But Fromsoftware themselves weren’t going to let such a valuable IP sit idle. Since Dark Souls was released, Fromsoftware has churned out Dark Souls 2, 3, Sekiro: Shadows Die Twice, Dark Souls: Remastered, Demon Souls: Remake, Elden Ring (next month), and, of course, Bloodborne.
Bloodborne was actually released after Dark Souls 2 and was the project of Fromsoftware’s A team while their B team worked on DS2. Bloodborne took the elements of the Souls-like genre (stamina management combat, 3rd person mechanics, checkpoint-based spawn, interconnected worlds, etc.) and set them within a terrifying nightmare world inspired almost directly by the works of H.P. Lovecraft and Edgar Allen Poe. Everything is set in gothic architecture, the NPCs wear dapper victorian clothing, and horrors of the world are because of a bunch of university professors delving into forbidden knowledge.
It’s gruesome. It’s awesome. It cannot be played unless you specifically have a Playstation 4. It’s an exclusive title, which means that PC players (like meee) cannot play it without purchasing a four hundred dollar console. Sigh.
That’s not to say that all hope was lost! Okay, it basically was. There were rumors for the longest time that Bloodborne would eventually be officially ported to PC. However, in the years since Bloodborne’s release back in 2015 and the subsequent releases of Dark Souls 3, Seikiro, and now Elden Ring, that seems less and less likely.
However, a community member who goes by the handle of “Lilith Walther” (which is probably just his real name, but I can’t confirm that) has been working on a Bloodborne PSX “Demake” for literally years. I’ve found videos about it on the channel that dates back at least four years. So this project has been in the making for a long damn time, especially for a fan project.
The gist of the project is to take the basic gameplay and story of Bloodborne and recreate it in the style and limitations of the Playstation 1. After several years of development, the project was finally released on itch.io, and I played it to completion.
And it is easily one of my favorite soul-likes I’ve ever played.
The Bloodborne PSX Demake opens with a beautiful recreation of the official Bloodborne intro cinematic but in the Play Station 1 style. Glitchy textures, low poly models, and jank galore. It’s so authentic and full of character in a distinctly “video-gamey” way that modern, hyper-realistic AAA titles just fail to match. Maybe it’s nostalgia. Maybe I’m just old.
The Demake dropped into, again, an amazing recreation of the first level of the game. That’s when I noticed the biggest change from the PS4 version, outside of the graphics: The controls. To keep with the authenticity, the Demake does not use either of the analog joysticks because the original PS1 controller didn’t have them.
Instead, you move the player character using the D-Pad and the trigger buttons to turn the camera. Locking onto enemies uses the X button (the A button on an X-box controller) instead of clicking the stick, and walking (instead of running) requires you to hold down the square button (or X button on an X-Box controller).

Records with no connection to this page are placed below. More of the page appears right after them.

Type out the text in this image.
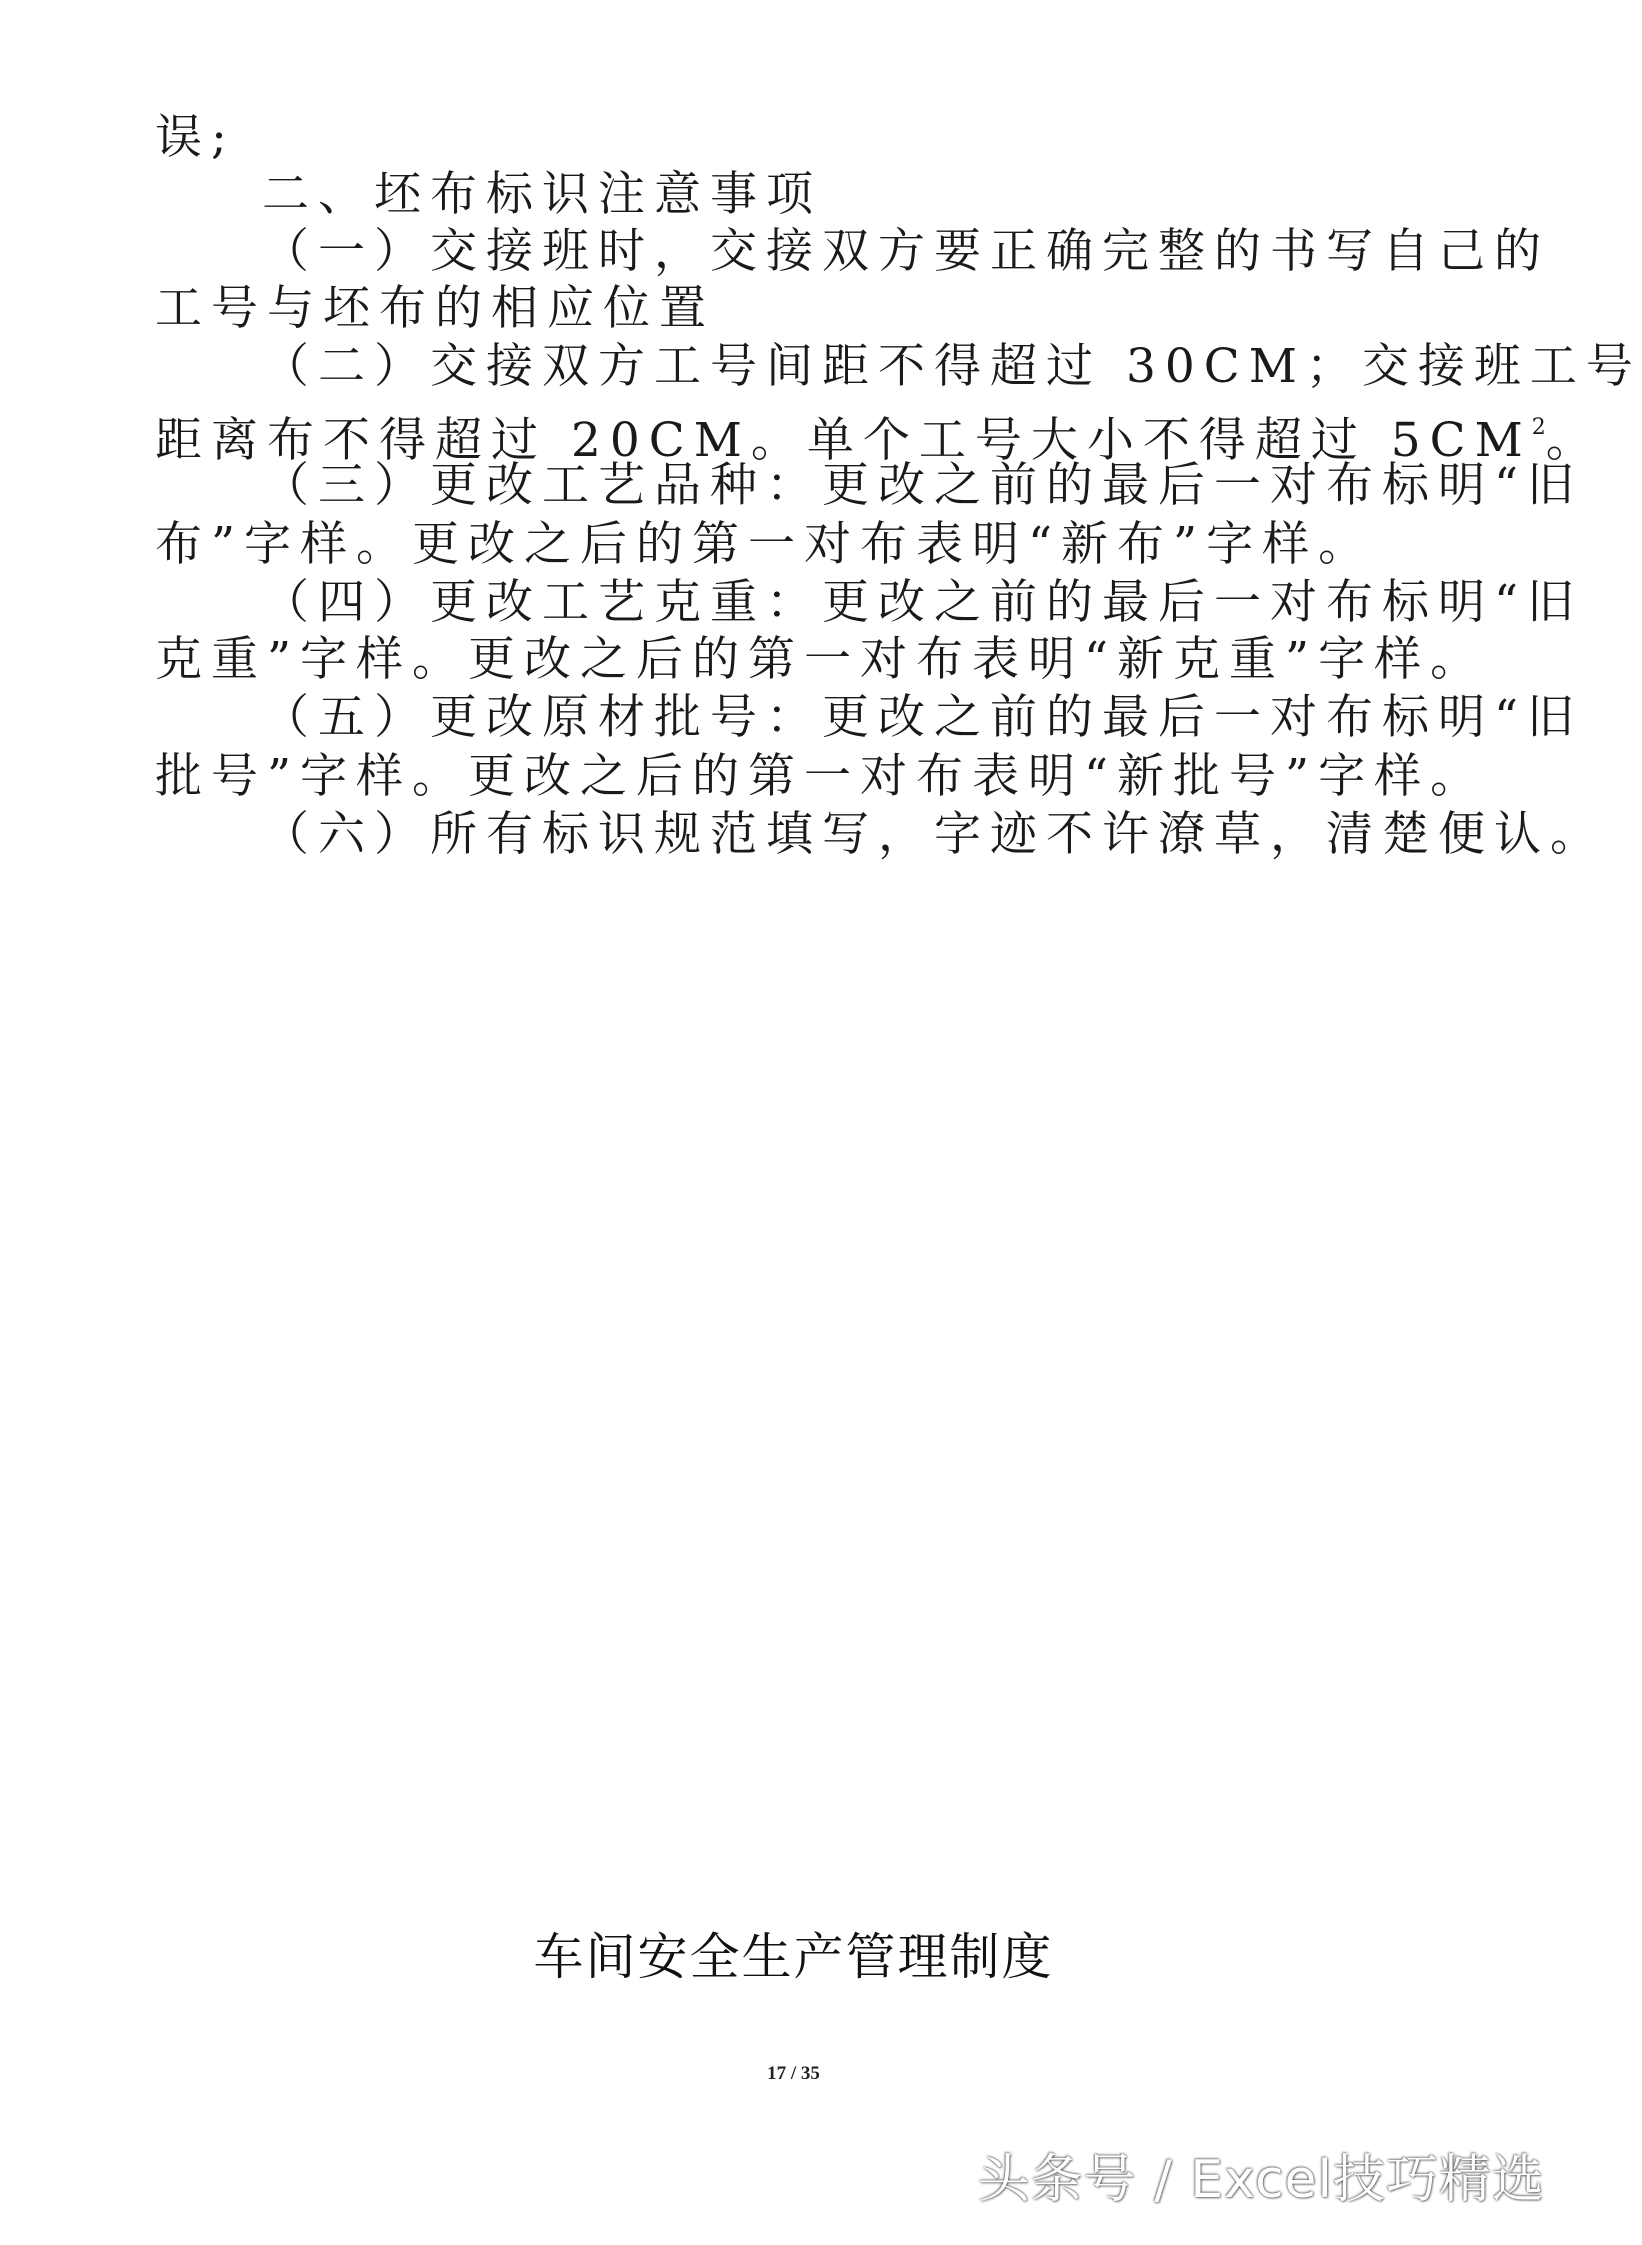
误;
二、坯布标识注意事项
（一）交接班时，交接双方要正确完整的书写自己的
工号与坯布的相应位置
（二）交接双方工号间距不得超过 30CM；交接班工号
距离布不得超过 20CM。单个工号大小不得超过 $5CM^2$。
（三）更改工艺品种：更改之前的最后一对布标明“旧
布”字样。更改之后的第一对布表明“新布”字样。
（四）更改工艺克重：更改之前的最后一对布标明“旧
克重”字样。更改之后的第一对布表明“新克重”字样。
（五）更改原材批号：更改之前的最后一对布标明“旧
批号”字样。更改之后的第一对布表明“新批号”字样。
（六）所有标识规范填写，字迹不许潦草，清楚便认。
车间安全生产管理制度
17 / 35
头条号 / Excel技巧精选
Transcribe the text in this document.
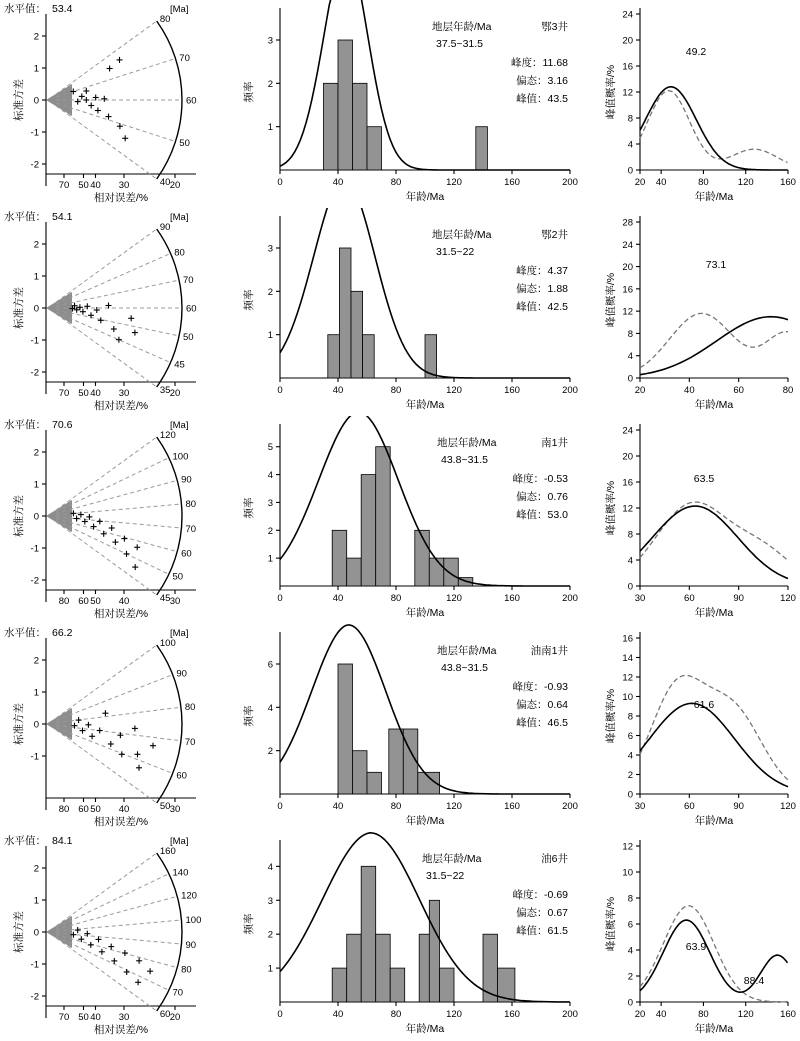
2
1
0
-1
-2
70 50 40 30	20
相对误差/%
标准方差
水平值： 53.4	[Ma]
80
70
60
50
40	0	40	80	120	160	200
1
2
3
年龄/Ma
频率
地层年龄/Ma	鄂3井
37.5~31.5
峰度：11.68
偏态：3.16
峰值：43.5
20 40	80	120	160
0
4
8
12
16
20
24
年龄/Ma
峰值概率/%
49.2
2
1
0
-1
-2
70 50 40 30	20
相对误差/%
标准方差
水平值： 54.1	[Ma]
90
80
70
60
50
45
35	0	40	80	120	160	200
1
2
3
年龄/Ma
频率
地层年龄/Ma	鄂2井
31.5~22
峰度：4.37
偏态：1.88
峰值：42.5
20	40	60	80
0
4
8
12
16
20
24
28
年龄/Ma
峰值概率/%
73.1
2
1
0
-1
-2
80 60 50 40	30
相对误差/%
标准方差
水平值： 70.6	[Ma]
120
100
90
80
70
60
50
45	0	40	80	120	160	200
1
2
3
4
5
年龄/Ma
频率
地层年龄/Ma	南1井
43.8~31.5
峰度：-0.53
偏态：0.76
峰值：53.0
30	60	90	120
0
4
8
12
16
20
24
年龄/Ma
峰值概率/%
63.5
2
1
0
-1
80 60 50 40	30
相对误差/%
标准方差
水平值： 66.2	[Ma]
100
90
80
70
60
50	0	40	80	120	160	200
2
4
6
年龄/Ma
频率
地层年龄/Ma	油南1井
43.8~31.5
峰度：-0.93
偏态：0.64
峰值：46.5
30	60	90	120
0
2
4
6
8
10
12
14
16
年龄/Ma
峰值概率/%	61.6
2
1
0
-1
-2
70 50 40 30	20
相对误差/%
标准方差
水平值： 84.1	[Ma]
160
140
120
100
90
80
70
60	0	40	80	120	160	200
1
2
3
4
年龄/Ma
频率
地层年龄/Ma	油6井
31.5~22
峰度：-0.69
偏态：0.67
峰值：61.5
20 40	80	120	160
0
2
4
6
8
10
12
年龄/Ma
峰值概率/%	63.9
88.4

Initially, this threw off my entire muscle memory I had developed from playing Dark Souls. However, I ended up getting used to the new setup surprisingly quickly, and once I had the controls down this Demake became a blast to play.
Bloodborne PSX recreates most of the main, initial zone from the official game: The City of Yarhnam. This is a city overrun by terrible beasts, and it’s up to “The Good Hunter” (otherwise known as the Player) to hunt them down, find the source of this scourge, and end the Eldritch nightmare that has thrown the world into chaos.
In the main game, this involves a ten to fifteen-hour quest of delving into the annals of Yarnham, a conspiracy involving the Bergenwerth University, cosmic entities from beyond the stars, and eating enough umbilical cords so that you can turn yourself into a god.
Yuuup. That’s Japan writing cosmic horror for ya.
The Demake follows most of this beat for beat, and I never expected that it would be a recreation of the full game. So I was pleasantly surprised when I saw just how much of the game actually WAS included. It’s still a small slice of the actual game, but a really damn good slice nonetheless.
The Demake includes the first two bosses from the original game, around twenty to thirty of the basic enemies, about five of the more iconic weapons, all of the basic gameplay mechanics, and at least one of the fan-favorite NPCs.
And there’s more original stuff that was added in by the Demakes creator to fit this more PS1 / gamified version. Certain doors in the hub area are locked by the amount of Insight the player has collected, with big numbers on the locked doors to indicate how much is required.
Certain enemies and areas are modified to fit better or are even expanded upon. The best example is the Giant Rats. In the base game, they sort of just scuttle towards the player are try to nip at you. Here, they bound around like jackrabbits, making for a far more exciting encounter.
However, there are two additions that really stand out for me. The first is the CO-OP. I played through this game initially with my little brother, and we handed off the controller to each other whenever one of us died (or went too far without dying). However, split-screen CO-OP was added right before we reached the final boss.
We downloaded the new version (which kept our save file from the previous version- good job Lillith!) and took on the final boss together.
The second edition is the completely unique 3rd act that took me completely by surprise. I really don’t want to spoil any of it because it deviates quite heavily from the original game. However, it really changes up everything and ties THIS experience up in a neat little bow.
I went from strolling through this game like a boss to sprinting from checkpoint to checkpoint in a panic. There are also some unique items added in that just fit so well into this game (COUGHdoublebarreledshotgunCOUGH), and I know for an absolute FACT that I didn’t even find them all.
This experience back in the day could have easily been sold for thirty dollars without complaint. As a fan of Fromsoftware, it’s got everything I want in a Bloodborne fangame. The setting, the atmosphere, the cosmic horror… it all culminates in one of the best gaming experiences I’ve had in a while.
In fact, this Demake, being only three hours long (and probably a lot shorter if you try), is one of the only video games I’ve had the opportunity to complete for a long time (sorry, Psychonauts).
In fact, the biggest criticism I have is that there isn’t MORE of it. Sure, I could take the time to 100% it and collect all the items and whatnot, but that’s not really my thing. However, I can’t expect more from a fan project that’s THIS good and was produced and released entirely for free.
So overall, I cannot recommend the Bloodborne PSX Demake any more highly. Both me and my brother had a blast playing through it, even before CO-OP was actually added as a feature. The aesthetic hits all the right spots in my gamer heart. The writing and lore and soundtrack of Fromsoftware are still incredible, even when enjoyed secondhand.
Bloodborne PSX is a project that clearly was built out of love. There is so much here that didn’t need to be, but the developer did it anyway. It all serves to create a singular, closed experience—a mini-version of the original.
And, probably, the only way I’ll ever be able to play Bloodborne. So thank you, dev, for all the sweat, blood, and tears that must have gone into this project. You’ve made something truly wonderful.